Serious readers, of course, don't read out of cultural obligation. Serious readers read because we want to escape into another world, and we don't need a prize jury to help us navigate it.
Now don't get me wrong; I have nothing against prizes per se. They bring money and publicity to writers of books (an impoverished minority, among which I count myself). Perhaps most important, they bring in more readers, and who can argue with that?
Well, actually, I can. Because despite all the good that literary prizes provide - and I say this as a member of the Authors' Committee of the Writers' Trust of Canada - there is also an inherent danger in their increasing cultural primacy.
As one Canadian writer who did not want his name used recently said to me in an e-mail, the problem with prize lists is that they take something intimate and eclectic and turn it into a socially sanctioned Cultural Event.
"Reading - unlike multiplex movie-going, say - is inherently idiosyncratic," he wrote. "Its idiosyncrasy is its strength, the breadth of library and bookstore choices offering a feast of discoveries for the curious and story-hungry.
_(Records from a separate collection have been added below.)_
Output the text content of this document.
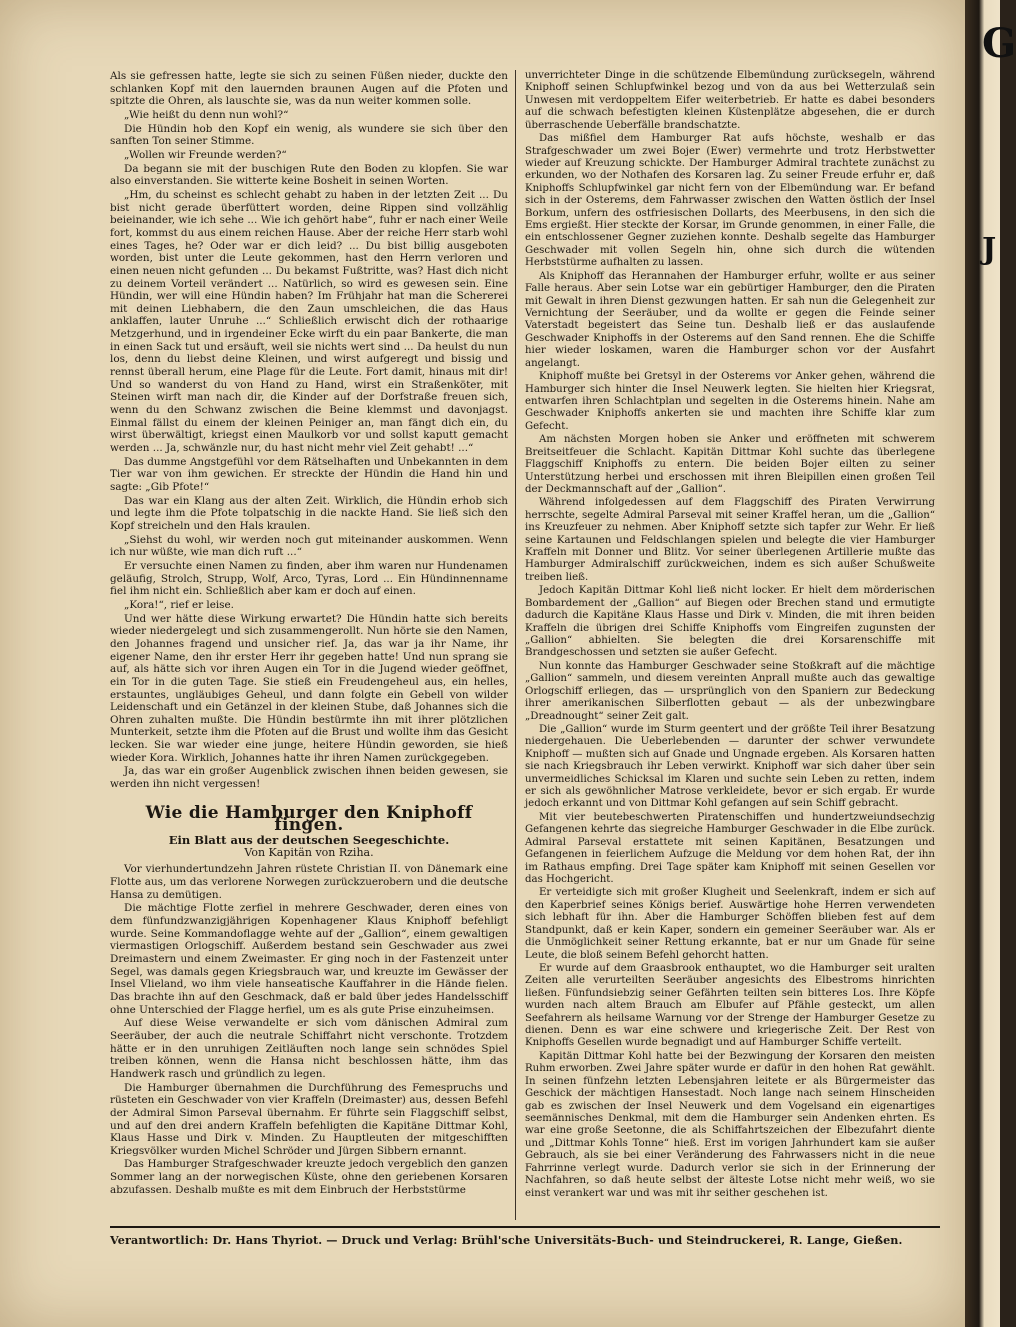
Als sie gefressen hatte, legte sie sich zu seinen Füßen nieder, duckte den schlanken Kopf mit den lauernden braunen Augen auf die Pfoten und spitzte die Ohren, als lauschte sie, was da nun weiter kommen solle.

„Wie heißt du denn nun wohl?“

Die Hündin hob den Kopf ein wenig, als wundere sie sich über den sanften Ton seiner Stimme.

„Wollen wir Freunde werden?“

Da begann sie mit der buschigen Rute den Boden zu klopfen. Sie war also einverstanden. Sie witterte keine Bosheit in seinen Worten.

„Hm, du scheinst es schlecht gehabt zu haben in der letzten Zeit ... Du bist nicht gerade überfüttert worden, deine Rippen sind vollzählig beieinander, wie ich sehe ... Wie ich gehört habe“, fuhr er nach einer Weile fort, kommst du aus einem reichen Hause. Aber der reiche Herr starb wohl eines Tages, he? Oder war er dich leid? ... Du bist billig ausgeboten worden, bist unter die Leute gekommen, hast den Herrn verloren und einen neuen nicht gefunden ... Du bekamst Fußtritte, was? Hast dich nicht zu deinem Vorteil verändert ... Natürlich, so wird es gewesen sein. Eine Hündin, wer will eine Hündin haben? Im Frühjahr hat man die Schererei mit deinen Liebhabern, die den Zaun umschleichen, die das Haus anklaffen, lauter Unruhe ...“ Schließlich erwischt dich der rothaarige Metzgerhund, und in irgendeiner Ecke wirft du ein paar Bankerte, die man in einen Sack tut und ersäuft, weil sie nichts wert sind ... Da heulst du nun los, denn du liebst deine Kleinen, und wirst aufgeregt und bissig und rennst überall herum, eine Plage für die Leute. Fort damit, hinaus mit dir! Und so wanderst du von Hand zu Hand, wirst ein Straßenköter, mit Steinen wirft man nach dir, die Kinder auf der Dorfstraße freuen sich, wenn du den Schwanz zwischen die Beine klemmst und davonjagst. Einmal fällst du einem der kleinen Peiniger an, man fängt dich ein, du wirst überwältigt, kriegst einen Maulkorb vor und sollst kaputt gemacht werden ... Ja, schwänzle nur, du hast nicht mehr viel Zeit gehabt! ...“

Das dumme Angstgefühl vor dem Rätselhaften und Unbekannten in dem Tier war von ihm gewichen. Er streckte der Hündin die Hand hin und sagte: „Gib Pfote!“

Das war ein Klang aus der alten Zeit. Wirklich, die Hündin erhob sich und legte ihm die Pfote tolpatschig in die nackte Hand. Sie ließ sich den Kopf streicheln und den Hals kraulen.

„Siehst du wohl, wir werden noch gut miteinander auskommen. Wenn ich nur wüßte, wie man dich ruft ...“

Er versuchte einen Namen zu finden, aber ihm waren nur Hundenamen geläufig, Strolch, Strupp, Wolf, Arco, Tyras, Lord ... Ein Hündinnenname fiel ihm nicht ein. Schließlich aber kam er doch auf einen.

„Kora!“, rief er leise.

Und wer hätte diese Wirkung erwartet? Die Hündin hatte sich bereits wieder niedergelegt und sich zusammengerollt. Nun hörte sie den Namen, den Johannes fragend und unsicher rief. Ja, das war ja ihr Name, ihr eigener Name, den ihr erster Herr ihr gegeben hatte! Und nun sprang sie auf, als hätte sich vor ihren Augen ein Tor in die Jugend wieder geöffnet, ein Tor in die guten Tage. Sie stieß ein Freudengeheul aus, ein helles, erstauntes, ungläubiges Geheul, und dann folgte ein Gebell von wilder Leidenschaft und ein Getänzel in der kleinen Stube, daß Johannes sich die Ohren zuhalten mußte. Die Hündin bestürmte ihn mit ihrer plötzlichen Munterkeit, setzte ihm die Pfoten auf die Brust und wollte ihm das Gesicht lecken. Sie war wieder eine junge, heitere Hündin geworden, sie hieß wieder Kora. Wirklich, Johannes hatte ihr ihren Namen zurückgegeben.

Ja, das war ein großer Augenblick zwischen ihnen beiden gewesen, sie werden ihn nicht vergessen!

Wie die Hamburger den Kniphoff fingen.
Ein Blatt aus der deutschen Seegeschichte.
Von Kapitän von Rziha.

Vor vierhundertundzehn Jahren rüstete Christian II. von Dänemark eine Flotte aus, um das verlorene Norwegen zurückzuerobern und die deutsche Hansa zu demütigen.

Die mächtige Flotte zerfiel in mehrere Geschwader, deren eines von dem fünfundzwanzigjährigen Kopenhagener Klaus Kniphoff befehligt wurde. Seine Kommandoflagge wehte auf der „Gallion“, einem gewaltigen viermastigen Orlogschiff. Außerdem bestand sein Geschwader aus zwei Dreimastern und einem Zweimaster. Er ging noch in der Fastenzeit unter Segel, was damals gegen Kriegsbrauch war, und kreuzte im Gewässer der Insel Vlieland, wo ihm viele hanseatische Kauffahrer in die Hände fielen. Das brachte ihn auf den Geschmack, daß er bald über jedes Handelsschiff ohne Unterschied der Flagge herfiel, um es als gute Prise einzuheimsen.

Auf diese Weise verwandelte er sich vom dänischen Admiral zum Seeräuber, der auch die neutrale Schiffahrt nicht verschonte. Trotzdem hätte er in den unruhigen Zeitläuften noch lange sein schnödes Spiel treiben können, wenn die Hansa nicht beschlossen hätte, ihm das Handwerk rasch und gründlich zu legen.

Die Hamburger übernahmen die Durchführung des Femespruchs und rüsteten ein Geschwader von vier Kraffeln (Dreimaster) aus, dessen Befehl der Admiral Simon Parseval übernahm. Er führte sein Flaggschiff selbst, und auf den drei andern Kraffeln befehligten die Kapitäne Dittmar Kohl, Klaus Hasse und Dirk v. Minden. Zu Hauptleuten der mitgeschifften Kriegsvölker wurden Michel Schröder und Jürgen Sibbern ernannt.

Das Hamburger Strafgeschwader kreuzte jedoch vergeblich den ganzen Sommer lang an der norwegischen Küste, ohne den geriebenen Korsaren abzufassen. Deshalb mußte es mit dem Einbruch der Herbststürme

unverrichteter Dinge in die schützende Elbemündung zurücksegeln, während Kniphoff seinen Schlupfwinkel bezog und von da aus bei Wetterzulaß sein Unwesen mit verdoppeltem Eifer weiterbetrieb. Er hatte es dabei besonders auf die schwach befestigten kleinen Küstenplätze abgesehen, die er durch überraschende Ueberfälle brandschatzte.

Das mißfiel dem Hamburger Rat aufs höchste, weshalb er das Strafgeschwader um zwei Bojer (Ewer) vermehrte und trotz Herbstwetter wieder auf Kreuzung schickte. Der Hamburger Admiral trachtete zunächst zu erkunden, wo der Nothafen des Korsaren lag. Zu seiner Freude erfuhr er, daß Kniphoffs Schlupfwinkel gar nicht fern von der Elbemündung war. Er befand sich in der Osterems, dem Fahrwasser zwischen den Watten östlich der Insel Borkum, unfern des ostfriesischen Dollarts, des Meerbusens, in den sich die Ems ergießt. Hier steckte der Korsar, im Grunde genommen, in einer Falle, die ein entschlossener Gegner zuziehen konnte. Deshalb segelte das Hamburger Geschwader mit vollen Segeln hin, ohne sich durch die wütenden Herbststürme aufhalten zu lassen.

Als Kniphoff das Herannahen der Hamburger erfuhr, wollte er aus seiner Falle heraus. Aber sein Lotse war ein gebürtiger Hamburger, den die Piraten mit Gewalt in ihren Dienst gezwungen hatten. Er sah nun die Gelegenheit zur Vernichtung der Seeräuber, und da wollte er gegen die Feinde seiner Vaterstadt begeistert das Seine tun. Deshalb ließ er das auslaufende Geschwader Kniphoffs in der Osterems auf den Sand rennen. Ehe die Schiffe hier wieder loskamen, waren die Hamburger schon vor der Ausfahrt angelangt.

Kniphoff mußte bei Gretsyl in der Osterems vor Anker gehen, während die Hamburger sich hinter die Insel Neuwerk legten. Sie hielten hier Kriegsrat, entwarfen ihren Schlachtplan und segelten in die Osterems hinein. Nahe am Geschwader Kniphoffs ankerten sie und machten ihre Schiffe klar zum Gefecht.

Am nächsten Morgen hoben sie Anker und eröffneten mit schwerem Breitseitfeuer die Schlacht. Kapitän Dittmar Kohl suchte das überlegene Flaggschiff Kniphoffs zu entern. Die beiden Bojer eilten zu seiner Unterstützung herbei und erschossen mit ihren Bleipillen einen großen Teil der Deckmannschaft auf der „Gallion“.

Während infolgedessen auf dem Flaggschiff des Piraten Verwirrung herrschte, segelte Admiral Parseval mit seiner Kraffel heran, um die „Gallion“ ins Kreuzfeuer zu nehmen. Aber Kniphoff setzte sich tapfer zur Wehr. Er ließ seine Kartaunen und Feldschlangen spielen und belegte die vier Hamburger Kraffeln mit Donner und Blitz. Vor seiner überlegenen Artillerie mußte das Hamburger Admiralschiff zurückweichen, indem es sich außer Schußweite treiben ließ.

Jedoch Kapitän Dittmar Kohl ließ nicht locker. Er hielt dem mörderischen Bombardement der „Gallion“ auf Biegen oder Brechen stand und ermutigte dadurch die Kapitäne Klaus Hasse und Dirk v. Minden, die mit ihren beiden Kraffeln die übrigen drei Schiffe Kniphoffs vom Eingreifen zugunsten der „Gallion“ abhielten. Sie belegten die drei Korsarenschiffe mit Brandgeschossen und setzten sie außer Gefecht.

Nun konnte das Hamburger Geschwader seine Stoßkraft auf die mächtige „Gallion“ sammeln, und diesem vereinten Anprall mußte auch das gewaltige Orlogschiff erliegen, das — ursprünglich von den Spaniern zur Bedeckung ihrer amerikanischen Silberflotten gebaut — als der unbezwingbare „Dreadnought“ seiner Zeit galt.

Die „Gallion“ wurde im Sturm geentert und der größte Teil ihrer Besatzung niedergehauen. Die Ueberlebenden — darunter der schwer verwundete Kniphoff — mußten sich auf Gnade und Ungnade ergeben. Als Korsaren hatten sie nach Kriegsbrauch ihr Leben verwirkt. Kniphoff war sich daher über sein unvermeidliches Schicksal im Klaren und suchte sein Leben zu retten, indem er sich als gewöhnlicher Matrose verkleidete, bevor er sich ergab. Er wurde jedoch erkannt und von Dittmar Kohl gefangen auf sein Schiff gebracht.

Mit vier beutebeschwerten Piratenschiffen und hundertzweiundsechzig Gefangenen kehrte das siegreiche Hamburger Geschwader in die Elbe zurück. Admiral Parseval erstattete mit seinen Kapitänen, Besatzungen und Gefangenen in feierlichem Aufzuge die Meldung vor dem hohen Rat, der ihn im Rathaus empfing. Drei Tage später kam Kniphoff mit seinen Gesellen vor das Hochgericht.

Er verteidigte sich mit großer Klugheit und Seelenkraft, indem er sich auf den Kaperbrief seines Königs berief. Auswärtige hohe Herren verwendeten sich lebhaft für ihn. Aber die Hamburger Schöffen blieben fest auf dem Standpunkt, daß er kein Kaper, sondern ein gemeiner Seeräuber war. Als er die Unmöglichkeit seiner Rettung erkannte, bat er nur um Gnade für seine Leute, die bloß seinem Befehl gehorcht hatten.

Er wurde auf dem Graasbrook enthauptet, wo die Hamburger seit uralten Zeiten alle verurteilten Seeräuber angesichts des Elbestroms hinrichten ließen. Fünfundsiebzig seiner Gefährten teilten sein bitteres Los. Ihre Köpfe wurden nach altem Brauch am Elbufer auf Pfähle gesteckt, um allen Seefahrern als heilsame Warnung vor der Strenge der Hamburger Gesetze zu dienen. Denn es war eine schwere und kriegerische Zeit. Der Rest von Kniphoffs Gesellen wurde begnadigt und auf Hamburger Schiffe verteilt.

Kapitän Dittmar Kohl hatte bei der Bezwingung der Korsaren den meisten Ruhm erworben. Zwei Jahre später wurde er dafür in den hohen Rat gewählt. In seinen fünfzehn letzten Lebensjahren leitete er als Bürgermeister das Geschick der mächtigen Hansestadt. Noch lange nach seinem Hinscheiden gab es zwischen der Insel Neuwerk und dem Vogelsand ein eigenartiges seemännisches Denkmal, mit dem die Hamburger sein Andenken ehrten. Es war eine große Seetonne, die als Schiffahrtszeichen der Elbezufahrt diente und „Dittmar Kohls Tonne“ hieß. Erst im vorigen Jahrhundert kam sie außer Gebrauch, als sie bei einer Veränderung des Fahrwassers nicht in die neue Fahrrinne verlegt wurde. Dadurch verlor sie sich in der Erinnerung der Nachfahren, so daß heute selbst der älteste Lotse nicht mehr weiß, wo sie einst verankert war und was mit ihr seither geschehen ist.

Verantwortlich: Dr. Hans Thyriot. — Druck und Verlag: Brühl'sche Universitäts-Buch- und Steindruckerei, R. Lange, Gießen.
G
J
Prizes, on the other hand, ultimately work to shape a vast plurality of tastes into a single, institutionally endorsed selection. The Giller is a successful venture, no question about it. But successful at what? Bringing new readers to exciting, boundary-pushing, pleasure-filled books? Or calcifying CanLit into a predictable brand?"
I know what you're thinking. Those sound like the words of a writer who has never won the Giller. This much is true. That's the funny thing about prizes. They're meaningless until you get one. At which point they're the best thing since sliced bread.
I'd love to win a prize as much as I doubt I ever will. My aversion to short lists is not as a writer but a reader. Like high-school English curricula or a prison library, they impose dour limits on something I prefer open-ended.
So why not read something else this prize season? Follow a whim. Don't be afraid. How about an obscure graphic novel or a new translation of an ancient epic poem? Just let me check the breadbox. I might have just the thing.